LA CORTE SUPREMA DI CASSAZIONE
SEZIONE TRIBUTARIA
Composta dagli Ill.mi Sigg.ri Magistrati:
Dott. BRUSCHETTA Ernestino Luigi – Presidente –
Dott. FUOCHI TINARELLI Giuseppe – Consigliere –
Dott. NONNO Giacomo Maria – Consigliere –
Dott. SUCCIO Roberto – rel. Consigliere –
Dott. CASTORINA Rosaria Maria – Consigliere –
ha pronunciato la seguente:
ORDINANZA
sul ricorso iscritto al n. 19533/2013 R.G. proposto da:
C.C., D.M.P., D.M.S., quali eredi di DI.ME.PI. tutti rappresentati e difesi giusta delega in atti dagli avv. ti Salvatore Trani e Silvio Trani (PEC silvio.trani.pec.it) con domicilio eletto in Roma presso l’avv.

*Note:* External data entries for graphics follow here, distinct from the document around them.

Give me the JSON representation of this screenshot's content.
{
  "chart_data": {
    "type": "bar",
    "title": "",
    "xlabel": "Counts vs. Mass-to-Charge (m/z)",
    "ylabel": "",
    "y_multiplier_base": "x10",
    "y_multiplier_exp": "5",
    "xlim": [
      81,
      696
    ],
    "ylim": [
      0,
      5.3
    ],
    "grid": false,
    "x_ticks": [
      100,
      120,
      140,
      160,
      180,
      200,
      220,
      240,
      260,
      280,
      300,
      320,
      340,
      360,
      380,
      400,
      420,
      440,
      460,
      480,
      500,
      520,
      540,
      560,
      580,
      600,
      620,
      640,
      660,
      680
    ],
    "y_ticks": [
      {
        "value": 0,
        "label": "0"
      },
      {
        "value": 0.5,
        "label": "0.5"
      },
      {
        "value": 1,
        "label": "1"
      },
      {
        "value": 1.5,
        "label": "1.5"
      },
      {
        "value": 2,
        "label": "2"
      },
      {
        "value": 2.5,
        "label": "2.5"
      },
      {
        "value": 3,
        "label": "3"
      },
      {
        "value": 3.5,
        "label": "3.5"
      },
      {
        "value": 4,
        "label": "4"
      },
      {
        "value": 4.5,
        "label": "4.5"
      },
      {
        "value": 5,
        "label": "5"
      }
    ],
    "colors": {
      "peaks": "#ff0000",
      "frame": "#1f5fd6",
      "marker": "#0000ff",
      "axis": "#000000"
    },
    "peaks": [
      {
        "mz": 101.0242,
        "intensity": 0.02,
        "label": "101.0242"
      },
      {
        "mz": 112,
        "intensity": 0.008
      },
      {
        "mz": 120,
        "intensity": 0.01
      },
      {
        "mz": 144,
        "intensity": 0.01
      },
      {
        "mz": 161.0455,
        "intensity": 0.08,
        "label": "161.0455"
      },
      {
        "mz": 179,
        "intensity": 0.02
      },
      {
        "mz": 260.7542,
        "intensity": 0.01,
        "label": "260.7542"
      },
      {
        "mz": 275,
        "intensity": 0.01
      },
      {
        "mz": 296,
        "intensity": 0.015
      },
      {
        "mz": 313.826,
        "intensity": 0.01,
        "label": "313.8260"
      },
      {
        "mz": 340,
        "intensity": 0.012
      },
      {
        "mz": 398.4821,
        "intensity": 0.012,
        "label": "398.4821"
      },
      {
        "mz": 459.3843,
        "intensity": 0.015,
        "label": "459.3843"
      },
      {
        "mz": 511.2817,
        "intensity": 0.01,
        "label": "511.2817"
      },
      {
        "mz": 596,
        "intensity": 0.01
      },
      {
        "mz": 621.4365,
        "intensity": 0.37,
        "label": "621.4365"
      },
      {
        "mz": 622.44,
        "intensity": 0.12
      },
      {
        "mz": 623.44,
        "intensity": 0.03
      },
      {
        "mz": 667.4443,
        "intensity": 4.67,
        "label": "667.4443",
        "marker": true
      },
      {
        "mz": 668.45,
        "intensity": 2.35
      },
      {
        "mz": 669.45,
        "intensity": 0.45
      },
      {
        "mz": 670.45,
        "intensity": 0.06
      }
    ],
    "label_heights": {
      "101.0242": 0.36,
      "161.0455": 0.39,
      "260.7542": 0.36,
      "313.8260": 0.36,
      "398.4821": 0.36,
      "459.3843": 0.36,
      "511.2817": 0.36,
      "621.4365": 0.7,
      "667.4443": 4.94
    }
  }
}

Dario Manna, alla via P. Emilio n. 34;
– ricorrente –
Contro
AGENZIA DELLE ENTRATE, in persona del Direttore pro tempore, rappresentata e difesa dall’Avvocatura Generale dello Stato, con domicilio in Roma, via Dei Portoghesi, n. 12, presso l’Avvocatura Generale dello Stato;
– intimata –
avverso la sentenza della Commissione Tributaria Regionale della Campania n. 65/31/13 depositata il 04/03/2013, non notificata;
Udita la relazione della causa svolta nell’adunanza camerale del 23/06/2021 dal Consigliere Roberto Succio.
RILEVATO
che:
– con la sentenza impugnata la CTR accoglieva l’appello dell’Ufficio e in riforma della sentenza di primo grado dichiarava pertanto legittimo l’atto impugnato, cartella di pagamento per IVA 2003;
– ricorrono a questa Corte i contribuenti con atto affidato a quattro motivi e illustrato da memoria; l’Amministrazione Finanziaria è rimasta intimata.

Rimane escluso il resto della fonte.